So I live in a very blue coastal state.  Every couple months I manage to get up 
into the mountains.  And every time I’ve been up there in the past couple 
years, I’ve passed a large truck in testing camouflage. It’s an autonomous 
truck, being run around and around and around the mountain to perfect 
self-driving technology.  When that technology is perfected, that’s 3.5 million 
jobs at risk in the US alone.

So that’s what I don’t get about the current discourse.  Sure, we can and 
should acknowledge the glaring deficiencies of capitalism and find ways to 
change the system and to ameliorate the impact.  But that’s not the whole 
picture.  Pennsylvania steel mills didn’t go out of business in the 70s because 
of cheap Chinese steel, they went out of business because their mills weren’t 
competitive against small domestic mini-mills.  Domestic auto manufacturing 
employment didn’t slump in the 80s just because Japanese cars were cheaper and 
better, it slumped because improving automation meant fewer workers were 
needed.  And right now my company is busy working with machine learning 
technologies, which we have to acknowledge will be disruptive to a lot of 
white-collar positions vulnerable to AI-driven automation. 
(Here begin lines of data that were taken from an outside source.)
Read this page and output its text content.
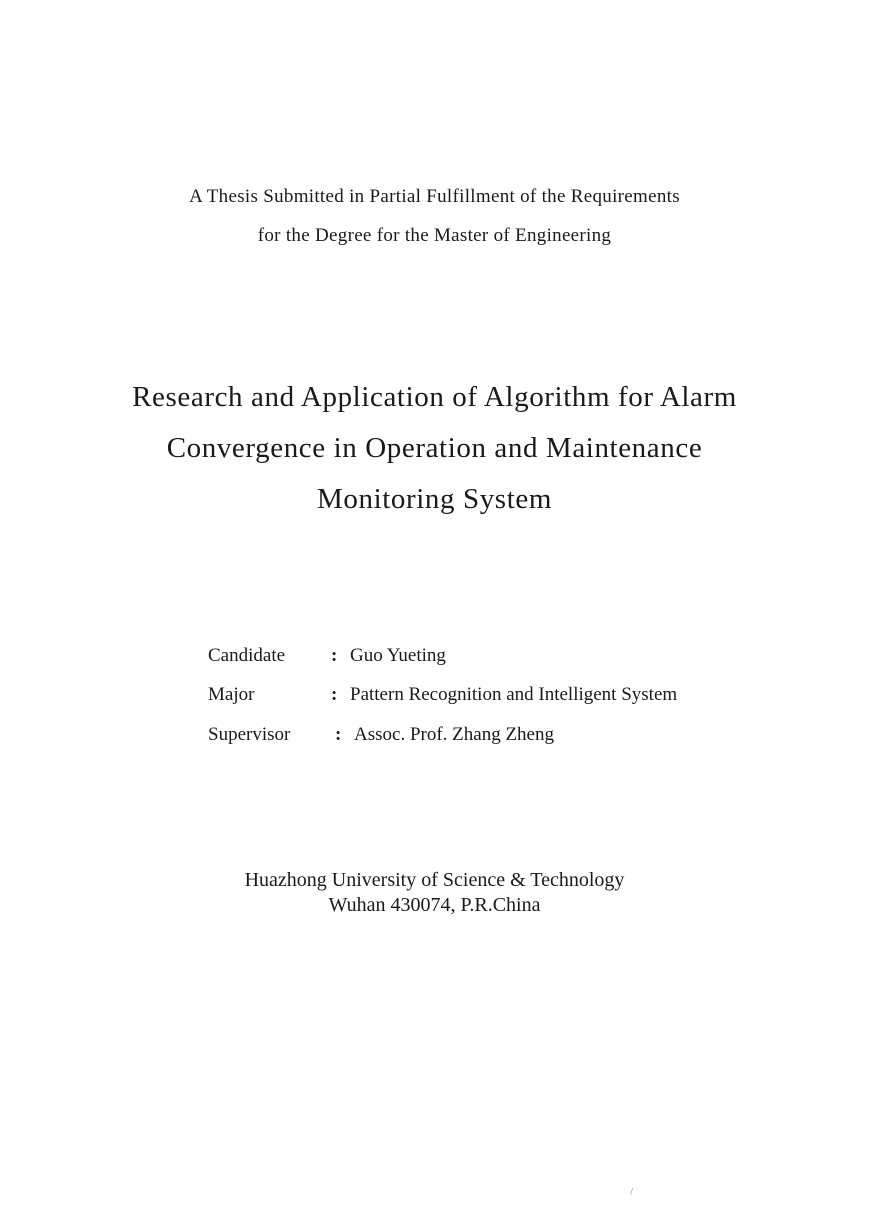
A Thesis Submitted in Partial Fulfillment of the Requirements
for the Degree for the Master of Engineering
Research and Application of Algorithm for Alarm
Convergence in Operation and Maintenance
Monitoring System
Candidate : Guo Yueting
Major	: Pattern Recognition and Intelligent System
Supervisor : Assoc. Prof. Zhang Zheng
Huazhong University of Science & Technology
Wuhan 430074, P.R.China
/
This change has worked out well for us out on the coasts, but it sucks for my 
family members back in the Midwest who are living through the hollowing out of 
their communities due to globalization, automation, and the emergence of 
capital-dominant business models.

We can’t just focus on the flaws of capitalism.  To me, Trump’s election is 
Exhibit A in what we can expect if we don’t find a way to give people 
meaningful lives in an emerging world of automation owned by big capital.  
Maybe that’s Basic Income, maybe it’s something else we haven’t come up with 
yet.  But the longer it takes, the more disruption we can expect in social and 
political realms when substantial swaths of the population continue to feel 
unmoored from their communities and themselves.

Eric

Eric Miller
PRINCIPAL  →  SQUISHYMEDIA
O: 503 488 5951 / M: 503 780 1847 / SQM.IO

> On Nov 9, 2016, at 12:44 AM, Brian Holmes <[email protected]> 
> wrote:
> 
> Capitalism requires that everyone compare their earnings to your
> neighbor's. But democratic capitalism demands at least some
> redistribution, so that your neighbors do not become the object of
> envy and hatred. What's more, democratic capitalism demands from
> everyone some sense of higher mission, so that the competitors in the
> struggle of all against all can at least temporarily forget the fire
> of their competition. The Democratic Party has been unable to offer
> either redistribution or a shared sense of purpose. They claimed
> to support minorities, but they denied that support with their own
> actions. Their strategy has been an abysmal failure.